Factors 1, 3, and 4 all relate to Plaintiff's failure to comply with this Court's Orders which has prevented his case from going forward and weigh heavily against him. Plaintiff's failure to respond to Defendants' Motion to Dismiss, failure to respond to the Court's March 9, 2015 Order and his failure to respond to the Order to Show Cause was not only solely his personal responsibility but his repeated failure to comply with Court Orders appears willful and constitutes a history of dilatoriness. Similarly, factor No. 6 - the meritoriousness of the claim - weighs heavily against Plaintiff as it appears his claims are barred under Heck v. Humphrey , 512 U.S. 477, 486-87 (1994), which prohibits section 1983 suits brought by prisoners that would demonstrate the invalidity of his confinement or its duration. Indeed, not only is Defendants' Motion to Dismiss premised on the Heck v. Humphrey doctrine but in denying a Motion for Appointment of Counsel filed by Plaintiff on January 30, 2015, the undersigned found that Plaintiff failed to meet the threshold requirement of establishing that his claims had arguable merit as they appeared barred under Heck v. Humphrey . See ECF Nos. 22, 26.

With respect to the second factor - the prejudice caused to the adversary by Plaintiff's failure to comply with this Court's orders - other than the expense of filing a motion seeking dismissal of the case, there appears to be no specific prejudice to Defendants other than general delay. Nevertheless, "[n]ot all of these factors need be met for a district court to find dismissal is warranted." Hicks v. Feeney , 850 F.2d 152, 156 (3d Cir. 1988).

The final factor to consider is the effectiveness of sanctions other than dismissal. Although Plaintiff is not proceeding in forma pauperis , he was incarcerated until only recently and his financial status is not of record. It therefore is unclear that monetary sanctions are appropriate. Moreover, Plaintiff's failure to comply with three different Court orders has not only prevented this case from proceeding but suggests that Plaintiff has no serious interest in pursuing this case. Dismissal, therefore, is the most appropriate action for this Court to take. Mindek v. Rigatti , 964 F.2d at 1373.

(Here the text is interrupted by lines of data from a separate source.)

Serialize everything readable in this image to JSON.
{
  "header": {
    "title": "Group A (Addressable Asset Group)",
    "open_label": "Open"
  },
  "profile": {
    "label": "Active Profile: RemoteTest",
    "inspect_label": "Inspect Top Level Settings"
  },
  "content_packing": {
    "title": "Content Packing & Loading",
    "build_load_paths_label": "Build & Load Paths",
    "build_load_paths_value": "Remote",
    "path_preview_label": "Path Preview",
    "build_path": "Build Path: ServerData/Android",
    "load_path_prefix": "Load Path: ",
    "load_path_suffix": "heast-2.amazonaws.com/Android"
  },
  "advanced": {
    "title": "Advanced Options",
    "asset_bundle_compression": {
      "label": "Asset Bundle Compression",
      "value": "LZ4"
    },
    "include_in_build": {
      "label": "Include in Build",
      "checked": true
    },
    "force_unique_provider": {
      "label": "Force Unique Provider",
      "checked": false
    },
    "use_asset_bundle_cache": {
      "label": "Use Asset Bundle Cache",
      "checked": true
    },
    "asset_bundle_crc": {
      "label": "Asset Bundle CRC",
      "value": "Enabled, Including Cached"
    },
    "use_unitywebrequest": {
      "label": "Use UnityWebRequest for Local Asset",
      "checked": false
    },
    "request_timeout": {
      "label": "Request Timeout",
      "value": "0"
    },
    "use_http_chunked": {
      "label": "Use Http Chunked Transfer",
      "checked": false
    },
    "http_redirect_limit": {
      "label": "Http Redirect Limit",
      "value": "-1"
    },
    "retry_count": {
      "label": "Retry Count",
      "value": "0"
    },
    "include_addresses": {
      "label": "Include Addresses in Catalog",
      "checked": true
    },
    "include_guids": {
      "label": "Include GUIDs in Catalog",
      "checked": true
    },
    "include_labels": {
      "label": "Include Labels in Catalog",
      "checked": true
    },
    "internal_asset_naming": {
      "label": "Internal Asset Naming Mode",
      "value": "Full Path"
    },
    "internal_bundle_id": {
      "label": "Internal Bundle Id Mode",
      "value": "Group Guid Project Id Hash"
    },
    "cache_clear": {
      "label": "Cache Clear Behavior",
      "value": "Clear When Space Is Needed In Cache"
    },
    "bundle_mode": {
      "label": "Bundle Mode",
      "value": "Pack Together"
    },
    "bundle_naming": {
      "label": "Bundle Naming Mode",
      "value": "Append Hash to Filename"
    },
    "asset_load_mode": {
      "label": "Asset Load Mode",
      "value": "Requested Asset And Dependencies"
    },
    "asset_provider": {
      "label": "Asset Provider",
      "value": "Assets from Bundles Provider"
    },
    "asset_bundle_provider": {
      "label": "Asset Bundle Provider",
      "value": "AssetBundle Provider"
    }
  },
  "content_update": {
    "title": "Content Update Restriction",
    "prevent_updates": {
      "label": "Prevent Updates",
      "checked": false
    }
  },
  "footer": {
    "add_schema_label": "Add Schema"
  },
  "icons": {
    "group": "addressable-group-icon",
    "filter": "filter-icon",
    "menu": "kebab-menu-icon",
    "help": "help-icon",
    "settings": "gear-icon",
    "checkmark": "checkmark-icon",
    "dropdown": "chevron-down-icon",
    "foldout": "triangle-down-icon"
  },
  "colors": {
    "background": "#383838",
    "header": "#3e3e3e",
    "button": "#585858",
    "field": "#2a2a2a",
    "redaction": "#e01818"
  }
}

AND NOW, this 27th day of April, 2015, IT IS HEREBY ORDERED that the Amended Complaint filed in the above-captioned case, ECF No. 21, is DISMISSED for failure to prosecute.

IT IS FURTHER ORDERED that, pursuant to Rule 4(a)(1) of the Federal Rules of Appellate Procedure, if the Plaintiff wishes to appeal from this Order he must do so within thirty (30) days by filing a notice of appeal as provided in Rule 3, Fed. R. App. P., with the Clerk of Court, United States District Court, 700 Grant Street, Room 3110, Pittsburgh, PA 15219.